As I go with Rapid Software Testing, I say basically yes.
But don’t forget that it’s not “testing VS checking”. While Michael and James started with an article with that title in 2009, they published in 2013 a new one. Since then they consider checking as one activity within testing out of many others. Testing is the craft in general. And I agree with that.
You may read more here.
Testing in general, a critical thinking person, can’t be automated. But different tasks within in, like checking.
Typically I call it then “check automation”, while also automation can be used for way more than just checking to support the testing.
Used to be checking but with the chatgpt capabilities I do more exploratory stuff directly in “automation code” nowadays, both cypress to test gui or perl to test api´s. Its so easy to do what ifs.

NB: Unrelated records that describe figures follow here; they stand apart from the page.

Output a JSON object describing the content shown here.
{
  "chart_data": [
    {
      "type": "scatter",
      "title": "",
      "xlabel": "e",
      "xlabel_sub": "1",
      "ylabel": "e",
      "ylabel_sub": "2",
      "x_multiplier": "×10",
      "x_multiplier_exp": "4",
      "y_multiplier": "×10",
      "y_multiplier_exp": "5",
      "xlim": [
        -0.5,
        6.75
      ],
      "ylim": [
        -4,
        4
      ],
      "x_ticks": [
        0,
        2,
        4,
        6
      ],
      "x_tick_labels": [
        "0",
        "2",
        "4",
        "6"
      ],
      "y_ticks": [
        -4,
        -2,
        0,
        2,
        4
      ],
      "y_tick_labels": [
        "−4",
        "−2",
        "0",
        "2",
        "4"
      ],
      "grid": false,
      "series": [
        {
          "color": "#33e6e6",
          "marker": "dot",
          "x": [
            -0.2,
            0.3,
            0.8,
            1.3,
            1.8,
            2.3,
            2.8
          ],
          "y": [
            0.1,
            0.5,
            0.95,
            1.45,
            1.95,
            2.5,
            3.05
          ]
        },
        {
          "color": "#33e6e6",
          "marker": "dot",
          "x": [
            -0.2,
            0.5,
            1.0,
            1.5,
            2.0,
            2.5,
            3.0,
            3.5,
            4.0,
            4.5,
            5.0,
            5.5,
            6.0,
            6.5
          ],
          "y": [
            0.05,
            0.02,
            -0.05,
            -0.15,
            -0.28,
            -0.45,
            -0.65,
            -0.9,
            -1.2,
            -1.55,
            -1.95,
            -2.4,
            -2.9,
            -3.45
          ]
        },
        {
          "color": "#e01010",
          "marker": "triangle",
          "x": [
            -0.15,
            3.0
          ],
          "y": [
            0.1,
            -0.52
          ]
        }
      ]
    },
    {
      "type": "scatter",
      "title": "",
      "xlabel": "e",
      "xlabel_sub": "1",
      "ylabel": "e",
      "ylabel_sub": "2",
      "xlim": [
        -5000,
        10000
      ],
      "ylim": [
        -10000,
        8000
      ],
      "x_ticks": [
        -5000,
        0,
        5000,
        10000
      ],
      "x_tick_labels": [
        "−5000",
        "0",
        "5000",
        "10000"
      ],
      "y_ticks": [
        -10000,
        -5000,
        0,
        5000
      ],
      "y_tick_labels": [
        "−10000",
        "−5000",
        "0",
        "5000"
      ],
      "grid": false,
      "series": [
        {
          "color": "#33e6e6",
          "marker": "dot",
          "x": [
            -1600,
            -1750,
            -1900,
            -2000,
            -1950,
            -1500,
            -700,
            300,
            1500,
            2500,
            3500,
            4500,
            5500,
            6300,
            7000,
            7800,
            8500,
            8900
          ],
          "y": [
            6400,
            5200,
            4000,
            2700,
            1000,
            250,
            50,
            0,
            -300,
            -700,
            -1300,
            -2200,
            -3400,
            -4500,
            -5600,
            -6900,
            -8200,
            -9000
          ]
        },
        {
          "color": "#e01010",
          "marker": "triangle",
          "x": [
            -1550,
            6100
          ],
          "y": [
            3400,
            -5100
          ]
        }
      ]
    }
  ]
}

So there´s a “grey zone” btw manual and automation for me nowadays.
if you put in specific fuzzy data and expect a specific output => checking
if you put “any” fuzzy data in and want to observe openly how the software reacts to it => testing
My point is that also with so called fuzzy data, not aligning to interface definitions etc, you can be in the realm of checking when you expect specific (fuzzy) data to result in a specific behavior of the program. Some call it unhappy paths, I call it error handling. You can check that by automation.
I say: no matter which type of data and expected behavior of the program you have, as long as you have fixed expectations (at most extrem “hard-wired” by coded checks) its checking.
When approach it more openly, don’t judging outcomes as either correct or wrong in the first place, you are testing.
And maybe the part with having specific invalid data and checking for a specific error handling isn’t fuzzing anymore?